“Leadership critical in improving police crime stats”
POOR supervision and leadership rather than institutional corruption have been blamed by Her Majesty’s Chief Inspectorate of Constabulary for manipulated police crime figures.
Tom Winsor (pictured) predicted that the current inspection of crime data and integrity – which will publish an interim report in April and a full report in October – would reveal how widespread the issue is and the kind of crimes it is affecting.
Giving evidence to the Public Administration Select Committee Mr Winsor said that he did not believe the inspections of 43 forces in England and Wales would find evidence of institutional corruption.
Mr Winsor told MPs: “The quality of leadership in policing is absolutely critical.

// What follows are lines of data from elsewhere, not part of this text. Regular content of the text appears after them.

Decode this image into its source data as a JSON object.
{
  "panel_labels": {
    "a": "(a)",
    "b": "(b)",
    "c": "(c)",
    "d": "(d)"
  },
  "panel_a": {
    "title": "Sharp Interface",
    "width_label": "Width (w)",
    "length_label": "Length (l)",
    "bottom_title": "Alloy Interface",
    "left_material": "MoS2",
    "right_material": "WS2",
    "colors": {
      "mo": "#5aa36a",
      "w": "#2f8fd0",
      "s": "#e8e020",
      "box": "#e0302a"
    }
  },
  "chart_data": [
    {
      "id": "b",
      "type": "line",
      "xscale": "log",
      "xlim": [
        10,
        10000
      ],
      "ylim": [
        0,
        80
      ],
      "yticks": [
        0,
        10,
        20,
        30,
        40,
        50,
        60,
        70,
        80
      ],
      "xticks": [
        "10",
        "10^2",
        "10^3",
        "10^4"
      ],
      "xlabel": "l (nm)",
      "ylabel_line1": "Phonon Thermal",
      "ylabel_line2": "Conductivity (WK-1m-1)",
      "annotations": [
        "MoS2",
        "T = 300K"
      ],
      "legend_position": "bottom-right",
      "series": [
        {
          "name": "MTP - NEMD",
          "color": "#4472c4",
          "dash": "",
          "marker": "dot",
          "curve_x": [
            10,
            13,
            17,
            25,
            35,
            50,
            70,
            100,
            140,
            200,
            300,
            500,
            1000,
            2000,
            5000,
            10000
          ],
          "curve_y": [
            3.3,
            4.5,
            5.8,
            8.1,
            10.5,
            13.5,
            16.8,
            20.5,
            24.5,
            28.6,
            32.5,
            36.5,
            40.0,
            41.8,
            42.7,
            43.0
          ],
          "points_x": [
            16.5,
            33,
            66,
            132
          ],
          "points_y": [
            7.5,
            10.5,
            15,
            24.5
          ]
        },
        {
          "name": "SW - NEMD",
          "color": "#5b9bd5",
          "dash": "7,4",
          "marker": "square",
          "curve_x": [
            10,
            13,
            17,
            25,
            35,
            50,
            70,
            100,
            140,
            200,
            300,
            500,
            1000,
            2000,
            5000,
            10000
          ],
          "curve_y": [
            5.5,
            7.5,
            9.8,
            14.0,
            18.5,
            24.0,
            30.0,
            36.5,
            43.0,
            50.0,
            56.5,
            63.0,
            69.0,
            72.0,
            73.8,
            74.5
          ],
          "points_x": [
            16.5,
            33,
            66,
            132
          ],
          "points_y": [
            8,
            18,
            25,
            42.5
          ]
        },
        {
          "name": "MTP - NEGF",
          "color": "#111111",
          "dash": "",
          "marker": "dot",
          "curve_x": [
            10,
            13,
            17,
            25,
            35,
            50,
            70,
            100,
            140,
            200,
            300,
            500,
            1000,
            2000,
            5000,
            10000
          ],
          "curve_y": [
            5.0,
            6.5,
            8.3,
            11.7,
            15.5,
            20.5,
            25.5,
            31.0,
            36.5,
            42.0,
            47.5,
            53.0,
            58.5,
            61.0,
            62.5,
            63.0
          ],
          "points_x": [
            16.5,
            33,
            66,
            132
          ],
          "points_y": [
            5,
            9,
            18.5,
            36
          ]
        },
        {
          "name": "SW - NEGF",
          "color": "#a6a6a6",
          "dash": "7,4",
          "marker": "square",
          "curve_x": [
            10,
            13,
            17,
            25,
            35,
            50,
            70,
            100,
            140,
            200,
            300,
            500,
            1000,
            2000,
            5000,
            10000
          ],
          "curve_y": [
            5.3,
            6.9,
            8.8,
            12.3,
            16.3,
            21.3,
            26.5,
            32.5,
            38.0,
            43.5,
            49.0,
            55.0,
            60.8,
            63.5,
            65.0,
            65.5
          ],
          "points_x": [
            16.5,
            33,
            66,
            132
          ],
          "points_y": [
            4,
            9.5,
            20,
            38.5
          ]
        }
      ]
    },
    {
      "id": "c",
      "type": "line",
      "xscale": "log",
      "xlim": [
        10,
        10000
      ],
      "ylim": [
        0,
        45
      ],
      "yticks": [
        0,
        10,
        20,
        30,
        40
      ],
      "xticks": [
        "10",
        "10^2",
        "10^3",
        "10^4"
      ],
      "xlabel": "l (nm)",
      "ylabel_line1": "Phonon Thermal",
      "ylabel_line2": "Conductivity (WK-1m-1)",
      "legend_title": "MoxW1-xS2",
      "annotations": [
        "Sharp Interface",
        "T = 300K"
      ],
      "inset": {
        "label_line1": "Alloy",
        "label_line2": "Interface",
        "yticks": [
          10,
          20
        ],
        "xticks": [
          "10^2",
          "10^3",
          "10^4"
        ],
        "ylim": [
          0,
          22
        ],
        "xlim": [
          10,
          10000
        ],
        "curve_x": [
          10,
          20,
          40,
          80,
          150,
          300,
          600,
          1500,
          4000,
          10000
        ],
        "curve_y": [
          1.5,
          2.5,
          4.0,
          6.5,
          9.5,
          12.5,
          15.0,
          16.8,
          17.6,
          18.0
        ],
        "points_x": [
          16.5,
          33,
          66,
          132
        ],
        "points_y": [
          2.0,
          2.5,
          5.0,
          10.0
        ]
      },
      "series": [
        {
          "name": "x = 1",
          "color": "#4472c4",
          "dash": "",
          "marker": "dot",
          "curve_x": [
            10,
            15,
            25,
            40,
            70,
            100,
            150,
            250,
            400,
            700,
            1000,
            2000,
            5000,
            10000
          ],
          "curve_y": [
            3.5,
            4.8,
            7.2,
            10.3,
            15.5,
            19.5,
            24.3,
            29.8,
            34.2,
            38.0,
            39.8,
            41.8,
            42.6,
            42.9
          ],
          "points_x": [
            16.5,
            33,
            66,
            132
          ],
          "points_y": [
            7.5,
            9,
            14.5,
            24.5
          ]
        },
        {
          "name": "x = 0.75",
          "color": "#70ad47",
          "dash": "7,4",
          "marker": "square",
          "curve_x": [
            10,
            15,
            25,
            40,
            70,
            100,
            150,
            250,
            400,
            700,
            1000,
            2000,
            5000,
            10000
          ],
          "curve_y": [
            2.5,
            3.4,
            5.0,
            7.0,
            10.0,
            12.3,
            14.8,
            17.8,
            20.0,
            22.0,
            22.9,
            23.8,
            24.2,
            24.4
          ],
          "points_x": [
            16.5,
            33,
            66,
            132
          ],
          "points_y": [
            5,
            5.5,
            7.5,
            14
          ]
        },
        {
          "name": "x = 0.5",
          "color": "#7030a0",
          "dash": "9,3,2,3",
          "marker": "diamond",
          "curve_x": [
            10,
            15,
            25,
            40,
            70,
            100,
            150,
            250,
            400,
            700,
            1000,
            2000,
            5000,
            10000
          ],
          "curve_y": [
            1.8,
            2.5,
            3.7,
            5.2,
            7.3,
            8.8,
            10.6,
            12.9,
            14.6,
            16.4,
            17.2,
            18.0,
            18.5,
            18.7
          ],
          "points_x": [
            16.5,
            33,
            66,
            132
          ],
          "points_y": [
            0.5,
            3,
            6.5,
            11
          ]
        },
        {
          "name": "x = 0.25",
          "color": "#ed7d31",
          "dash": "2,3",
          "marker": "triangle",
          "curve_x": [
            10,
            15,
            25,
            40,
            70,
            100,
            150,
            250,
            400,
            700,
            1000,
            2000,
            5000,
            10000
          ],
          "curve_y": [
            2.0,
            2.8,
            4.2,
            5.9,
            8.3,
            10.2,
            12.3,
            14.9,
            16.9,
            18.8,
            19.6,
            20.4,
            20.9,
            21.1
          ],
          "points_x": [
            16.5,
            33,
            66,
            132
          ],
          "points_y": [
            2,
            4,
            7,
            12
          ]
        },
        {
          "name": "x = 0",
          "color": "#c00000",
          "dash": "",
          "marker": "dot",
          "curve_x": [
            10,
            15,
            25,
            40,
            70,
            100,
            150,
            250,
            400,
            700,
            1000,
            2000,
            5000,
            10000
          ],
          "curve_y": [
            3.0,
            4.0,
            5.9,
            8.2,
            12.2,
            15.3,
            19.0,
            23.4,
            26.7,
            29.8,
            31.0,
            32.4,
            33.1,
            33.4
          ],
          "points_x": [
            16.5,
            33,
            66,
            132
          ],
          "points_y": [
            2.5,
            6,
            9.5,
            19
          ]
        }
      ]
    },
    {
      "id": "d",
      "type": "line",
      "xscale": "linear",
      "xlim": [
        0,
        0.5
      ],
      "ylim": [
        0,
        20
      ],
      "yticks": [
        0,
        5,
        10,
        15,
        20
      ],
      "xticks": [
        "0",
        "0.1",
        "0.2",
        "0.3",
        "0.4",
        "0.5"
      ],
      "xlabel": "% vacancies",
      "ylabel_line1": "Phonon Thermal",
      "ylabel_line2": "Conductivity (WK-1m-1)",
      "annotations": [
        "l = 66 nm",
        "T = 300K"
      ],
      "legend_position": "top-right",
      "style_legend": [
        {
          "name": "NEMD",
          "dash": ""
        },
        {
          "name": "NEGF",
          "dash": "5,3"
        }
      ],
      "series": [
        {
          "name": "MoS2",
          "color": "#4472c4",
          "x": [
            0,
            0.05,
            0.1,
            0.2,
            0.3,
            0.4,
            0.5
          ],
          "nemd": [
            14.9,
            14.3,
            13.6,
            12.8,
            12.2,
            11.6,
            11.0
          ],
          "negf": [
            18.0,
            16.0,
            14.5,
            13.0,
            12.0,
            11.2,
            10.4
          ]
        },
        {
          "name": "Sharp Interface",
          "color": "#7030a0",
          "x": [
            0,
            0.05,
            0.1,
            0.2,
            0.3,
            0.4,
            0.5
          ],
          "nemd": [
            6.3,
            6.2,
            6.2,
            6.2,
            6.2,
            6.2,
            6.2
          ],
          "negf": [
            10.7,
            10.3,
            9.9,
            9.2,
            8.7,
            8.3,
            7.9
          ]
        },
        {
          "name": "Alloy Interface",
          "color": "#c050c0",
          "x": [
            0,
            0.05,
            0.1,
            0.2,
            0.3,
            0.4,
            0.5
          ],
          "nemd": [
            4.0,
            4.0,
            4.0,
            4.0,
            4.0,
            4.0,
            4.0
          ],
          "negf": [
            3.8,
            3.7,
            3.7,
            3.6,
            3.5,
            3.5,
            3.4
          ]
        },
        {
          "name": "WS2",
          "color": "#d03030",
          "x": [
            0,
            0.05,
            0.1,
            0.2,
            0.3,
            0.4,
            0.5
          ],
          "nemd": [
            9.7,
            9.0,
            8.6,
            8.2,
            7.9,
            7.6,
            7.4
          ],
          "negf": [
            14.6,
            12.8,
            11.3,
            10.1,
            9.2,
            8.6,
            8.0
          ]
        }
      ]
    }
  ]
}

The behaviour of the person at the top of a police force affects the whole culture, the whole approach and integrity and honesty of their operations. If they (officers) believe their leaders are misbehaving in some way then that will affect the performance and culture.”
He said misrecording of crime by officers and forces could be due to failures in leadership and lack of training.
Mr Winsor said: “Mistakes can be made and things can go wrong for a variety of reasons. It can be mistake, misunderstanding of roles, error of the processes or dishonesty.
“Depending on the extent to which we find these things, I have no evidence or present expectation that what we are going to conclude is institutional corruption.
“The real issue is, is crime truly falling or are the statistics being manipulated to make it appear to be falling? A lot of it is about poor training, poor leadership, poor supervisions and misunderstanding. Some will be about dishonesty.”
In response to a question about what could influence a frontline officer to misrecord crime, he said: “If they believe that their senior managers don’t care about the honesty and accuracy of the crime recording and they are only interested with the figures and not the truth.”
Speaking to the Home Affairs Select Committee on 7 January, Lord Stevens, who ran the Met Police for six years, said officers on the ground had warned him that massaging of crime statistics is the “biggest scandal coming our way”.
He said: “Ever since I’ve been in police service there has been a fiddling of figures.”